We know that fossil fuel prices fluctuate, but we also know that they are expected to keep rising. Renewables on the other hand, while having upfront and maintenance costs, hit the earth for free and once in place, cost us much less. There are no extraction costs. There’s no possibility of a spill or other environmental disaster that carries large cleanup expenditures, fines and lawsuits.

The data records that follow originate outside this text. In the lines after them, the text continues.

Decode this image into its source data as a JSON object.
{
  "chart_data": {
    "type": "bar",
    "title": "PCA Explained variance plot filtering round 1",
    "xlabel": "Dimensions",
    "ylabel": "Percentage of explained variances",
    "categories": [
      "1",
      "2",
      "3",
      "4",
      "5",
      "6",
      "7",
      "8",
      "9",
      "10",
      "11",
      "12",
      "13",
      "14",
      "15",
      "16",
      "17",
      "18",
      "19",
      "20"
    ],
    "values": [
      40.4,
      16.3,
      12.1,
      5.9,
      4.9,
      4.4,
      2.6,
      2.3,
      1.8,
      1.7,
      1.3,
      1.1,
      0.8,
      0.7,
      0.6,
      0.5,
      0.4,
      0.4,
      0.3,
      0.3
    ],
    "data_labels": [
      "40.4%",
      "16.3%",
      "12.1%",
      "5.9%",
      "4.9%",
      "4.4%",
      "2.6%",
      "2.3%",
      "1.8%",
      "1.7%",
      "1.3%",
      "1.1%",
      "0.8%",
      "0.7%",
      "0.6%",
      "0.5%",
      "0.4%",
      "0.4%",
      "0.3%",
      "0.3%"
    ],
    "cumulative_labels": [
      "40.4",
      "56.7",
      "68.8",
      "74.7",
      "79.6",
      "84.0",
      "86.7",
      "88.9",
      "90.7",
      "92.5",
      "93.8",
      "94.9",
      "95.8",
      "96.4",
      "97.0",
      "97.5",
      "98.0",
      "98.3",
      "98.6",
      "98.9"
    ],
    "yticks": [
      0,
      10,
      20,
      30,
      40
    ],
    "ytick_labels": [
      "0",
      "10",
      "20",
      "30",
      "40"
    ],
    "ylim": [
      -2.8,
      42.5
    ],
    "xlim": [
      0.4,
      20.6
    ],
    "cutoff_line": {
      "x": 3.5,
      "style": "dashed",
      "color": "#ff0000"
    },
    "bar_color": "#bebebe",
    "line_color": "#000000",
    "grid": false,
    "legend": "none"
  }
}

So does 2% warrant as a hedge against 17% to 19%? I think most economists would say “Heck Yeah”. Granted, Tri-State and the CREAs haven’t announced rising rates as Xcel did and SB-252 affects their territories. However, if natural gas prices are rising across the nation then it’s likely a matter of time before we see rate increases in rural Colorado.
Let’s wake up and break up with “cheap”. Let’s understand the need for quality and sustainability in everything from our food, to our houses to our energy sources. And to everyone who says that renewables will cost us more, just show them 2% < 17%.